C'est ainsi qu'on doit comprendre la vie inté­rieure saine de l'organisation et fonder la force, l'efficacité de l'activité de chacun des membres sur la continuelle et plus ample confrontation des idées, suscitée et entretenue par toute la vie du Parti.

Par contre, quand Maffi, grand chef du Parti, déclare s'être "abstenu de traiter tel problème" parce que " je savais que cette discussion aurait pu empoisonner le Parti", nous disons que ce sou­ci manifeste incontestablement et au plus haut point la tendance à l'ossification et à la bureau­cratisation de la vie intérieure de l'organisation.

Et c'est parce que c'est cette dernière concep­tion qui prévaut dans le PCI que nous avons pu assister à cette fin absurde du Congrès dont nous parle Bernard, où "Vercesi s'est en quelque sorte excusé d'avoir été un trouble-fête et d'a­voir amené  le trouble parmi  les militants". 'Parce que, en fin de compte, les uns pas plus que les autres n'admettent l'existence des tendances et des fractions au sein du Parti : pour les uns comme pour les autres, le Parti reste une organi­sation monolithique, homogène et monopoliste

LA QUESTION DE LA PARTICIPATION AUX ELECTIONS

Une des questions qui a provoqué les débats les plus orageux fut celle de la participation aux élections. Bien sur, personne ne préconise une po­litique de parlementarisme actif. Cela ressort moins d'une certitude de l'inutilité de l'action parlementaire que du fait que les forces présentes du Parti ne lui donnent aucune possibilité d'avoir réellement des élus. Aussi peut-on se permettre d'économiser un débat qui, de toute façon, ne se­rait que théorique, et comme tout débat théorique ne peut que "troubler inutilement le Parti". C'est pour la même raison que le Parti aux dernières élections pouvait se payer à bon marché d'être révolutionnaire à l'extrême, au point d'inviter les électeurs à ne pas voter, même pour lui. Mais nous connaissons déjà le cas d'un élu au conseil municipal qui a finalement trouvé de bonnes rai­sons pour garder son mandat d'élu. Après tout, la justification définitive de tout parlementarisme se trouve dans ces arguments théoriques donnés par Damen, pour justifier la participation du PCI à la campagne électorale. Damen dit : " Si la bourgeoisie est contrainte (?) d'adopter un mo­yen de  lutte qui peut être exploité utilement par le parti de classe pour être retourné contre elle, l'avant-garde révolutionnaire ne peut renoncer à l'utiliser et à s'infiltrer dans la composition électorale".
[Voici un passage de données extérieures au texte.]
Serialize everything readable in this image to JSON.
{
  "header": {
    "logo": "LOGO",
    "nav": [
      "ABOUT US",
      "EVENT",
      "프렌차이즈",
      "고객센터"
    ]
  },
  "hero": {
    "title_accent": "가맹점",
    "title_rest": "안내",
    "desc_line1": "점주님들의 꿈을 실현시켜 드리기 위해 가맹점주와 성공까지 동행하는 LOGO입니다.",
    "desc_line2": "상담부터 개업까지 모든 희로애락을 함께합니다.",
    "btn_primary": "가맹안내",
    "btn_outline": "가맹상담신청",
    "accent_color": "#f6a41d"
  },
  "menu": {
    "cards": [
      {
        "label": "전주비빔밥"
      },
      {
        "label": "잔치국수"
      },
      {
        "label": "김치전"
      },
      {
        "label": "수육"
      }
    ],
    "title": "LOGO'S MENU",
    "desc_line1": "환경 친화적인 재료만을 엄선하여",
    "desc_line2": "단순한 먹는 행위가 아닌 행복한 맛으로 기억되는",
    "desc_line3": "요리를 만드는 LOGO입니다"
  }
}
Aucun trotskyste ne manquerait de souscrire à cette argumentation. C'est du pur et du pire Lé­nine de la Maladie Infantile du Communisme. La vérité est que le prolétariat ne peut utiliser pour sa lutte émancipatrice « le moyen de lutte politique» propre à la bourgeoisie et destinée à son asservissement. Il en était tout autrement à une période antérieure d'avant 1914 quand le prolétariat ne pouvait pas encore poser comme objectif concret immédiat, la transformation ré­volutionnaire de la société, d'où découlait la nécessité de lutter sur le terrain même du capi­talisme pour lui arracher le maximum de réformes. Le parlementarisme révolutionnaire en tant qu'ac­tivité réelle n'a, en fait, jamais existé pour la simple raison que l'action révolutionnaire du prolétariat quand elle se présente à lui, suppose sa mobilisation de classe sur un plan extra-capi­taliste, et non la prise des positions à l'inté­rieur de la société capitaliste, ce que Damen a appelle " l'utilisation" et "  l'infiltration" intérieure.
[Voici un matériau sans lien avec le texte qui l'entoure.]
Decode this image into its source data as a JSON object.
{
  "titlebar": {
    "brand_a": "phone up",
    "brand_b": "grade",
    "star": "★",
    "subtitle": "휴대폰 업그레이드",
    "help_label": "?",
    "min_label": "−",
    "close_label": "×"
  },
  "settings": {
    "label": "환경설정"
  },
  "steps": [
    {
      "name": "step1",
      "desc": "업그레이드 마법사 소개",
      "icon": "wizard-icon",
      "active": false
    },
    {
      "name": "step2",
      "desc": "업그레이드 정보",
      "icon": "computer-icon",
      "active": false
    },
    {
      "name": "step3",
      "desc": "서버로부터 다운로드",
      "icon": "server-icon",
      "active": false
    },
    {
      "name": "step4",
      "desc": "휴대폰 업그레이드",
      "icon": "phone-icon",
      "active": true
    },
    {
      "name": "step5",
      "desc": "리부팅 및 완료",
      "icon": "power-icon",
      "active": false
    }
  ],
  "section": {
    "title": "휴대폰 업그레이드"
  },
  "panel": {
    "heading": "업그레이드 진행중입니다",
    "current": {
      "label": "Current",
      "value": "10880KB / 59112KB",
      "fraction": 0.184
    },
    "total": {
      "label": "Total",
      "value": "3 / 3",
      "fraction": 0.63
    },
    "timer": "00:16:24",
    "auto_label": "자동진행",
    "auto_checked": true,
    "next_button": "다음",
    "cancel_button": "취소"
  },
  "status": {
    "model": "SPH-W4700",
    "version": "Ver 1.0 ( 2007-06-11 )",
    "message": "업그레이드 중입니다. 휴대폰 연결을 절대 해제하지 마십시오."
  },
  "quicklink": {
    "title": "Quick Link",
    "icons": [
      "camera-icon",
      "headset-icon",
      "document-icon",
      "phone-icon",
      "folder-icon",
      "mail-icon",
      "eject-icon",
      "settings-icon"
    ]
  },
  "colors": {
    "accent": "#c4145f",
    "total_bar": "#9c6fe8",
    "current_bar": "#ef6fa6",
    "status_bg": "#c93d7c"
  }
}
La politique du parlementarisme révolutionnai­re a largement contribué à corrompre les partis de la IIIème Internationale, et les fractions parlementaires ont servi de forteresses de l'opportunisme, aussi bien dans les partis de la IIIème qu'autrefois dans les partis de la IIème Internationale. Mais le participationniste croit avoir trouvé un argument impressionnant en décla­rant : "Le problème  abstentionniste est désor­mais dépassé, car il n'avait de raison d'être que dans une période ou une précision de prin­cipe, face au courant parlementaire du vieux parti socialiste, était nécessaire. Aujourd'hui où il n'y a plus de doute possible sur le carac­tère nettement antiparlementaire du PCI, celui-ci  peut adopter cette méthode de lutte". Voilà un raisonnement pour le moins astucieux : dans le vieux parti parlementaire nous devions être antiparlementaires mais maintenant, puis­que notre parti est antiparlementaire, alors nous pouvons faire du parlementarisme. Nous ne doutons pas que cette argumentation puisse impressionner les patriotes du parti qui, pas un instant, n'osent mettre en doute son infaillibi­lité révolutionnaire, garantie a priori et à ja­mais.

Ceux par contre, qui ont connu l'IC pour y avoir milité ou simplement pour avoir étudié son histoire, seront probablement moins enclins à ouvrir un tel crédit à n'importe quel parti, fût-il même le Parti de Damen et de Maffi.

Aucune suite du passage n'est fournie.